Could you share your Vitamins Schedule
Bariatric Advantage Advanced Multi EA - 2 per day
Bariatric Advantage Calcium Citrate Chews - coconut - 3 per day
Culturelle Chewable probiotic - 1 per day
Barimelt Biotin - 1 per day
B-12 - 1 per week
I wrap a coconut calcium chew around the fruit flavored multivitamin and eat it for a treat. I love it. Pretty sad, huh?
HW: 375 SW: 282 CW: 167 GW: 159
I put 3 patches on when I go to bed. In the morning I take them off. Once a week I take a 2,000 sublingual B12.
6'3" tall, male.
Highest weight was 475. RNY on 08/21/12. Current weight: 198.
M1 -24; M2 -21; M3 -19; M4 -21; M5 -13; M6 -21; M7 -10; M8 -16; M9 -10; M10 -8; M11 -6; M12 -5.
PatchMD. I use a multi, a D3/Calcium, and iron.

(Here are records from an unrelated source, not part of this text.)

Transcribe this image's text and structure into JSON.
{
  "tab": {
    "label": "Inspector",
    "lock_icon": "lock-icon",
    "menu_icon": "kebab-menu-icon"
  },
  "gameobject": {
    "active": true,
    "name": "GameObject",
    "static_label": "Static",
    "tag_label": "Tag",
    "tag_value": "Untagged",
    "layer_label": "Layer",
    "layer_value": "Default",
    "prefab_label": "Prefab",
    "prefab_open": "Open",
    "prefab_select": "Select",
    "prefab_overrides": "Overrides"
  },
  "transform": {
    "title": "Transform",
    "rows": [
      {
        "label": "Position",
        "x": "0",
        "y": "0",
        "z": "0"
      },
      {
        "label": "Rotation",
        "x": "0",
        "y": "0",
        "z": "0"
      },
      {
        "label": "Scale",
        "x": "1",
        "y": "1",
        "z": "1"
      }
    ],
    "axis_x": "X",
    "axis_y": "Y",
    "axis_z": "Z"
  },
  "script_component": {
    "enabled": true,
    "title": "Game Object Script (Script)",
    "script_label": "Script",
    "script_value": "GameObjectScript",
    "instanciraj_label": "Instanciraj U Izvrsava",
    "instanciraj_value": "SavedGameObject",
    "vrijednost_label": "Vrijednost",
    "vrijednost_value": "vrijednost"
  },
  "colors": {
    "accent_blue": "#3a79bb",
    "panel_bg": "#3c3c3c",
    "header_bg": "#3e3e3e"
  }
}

Some people absorb them even better than oral vits, but some don't. I watch my labs like a hawk.
6'3" tall, male.
Highest weight was 475. RNY on 08/21/12. Current weight: 198.
M1 -24; M2 -21; M3 -19; M4 -21; M5 -13; M6 -21; M7 -10; M8 -16; M9 -10; M10 -8; M11 -6; M12 -5.
morning - iron pill (generic - 65 mg)
evening - multi-vitamin (1 Trader Joe's High Potency chewable) + vitamin D (generic)
that's it! my labs have always been terrific.
Morning: protein shake + calcium chew w/ vitamin D (Brand = Viactiv)
Afternoon: non dairy meal + 2 doses multivitamin w/iron (was Flintstones chewable, now is a regular multi)
Evening: whatever meal + 2nd calcium chew.
Iron doesn't mix with calcium and you have to take the calcium in doses at different times so you body can absorb it all. Some days I take a third dose of the calcium chews right before bed just to be sure. I'm debating if I should just go ahead and do it every night. I tend to be vitamin D deficient ... might just buy extra D as a stand alone vitamin.
If you fall down you just have to get back up.
Hi Doriam,
Great question and thread, thanks for asking.
The take away from all the responses is everyone is taking supplements based on their labs. Start out with the ASMBS guidelines and your surgeon's instructions. Make sure you follow up with labs on a regular basis and make adjustments accordantly. This is KEY, when you see a drop, even if it's still in the green zone, start upping that supplement. This is very important if you are working with a PCP that does not have a lot of knowledge concerning your surgery type.
Infusions are only needed when all else fails and most of the time it's due to us not taking our supplements and not staying on top of our labs.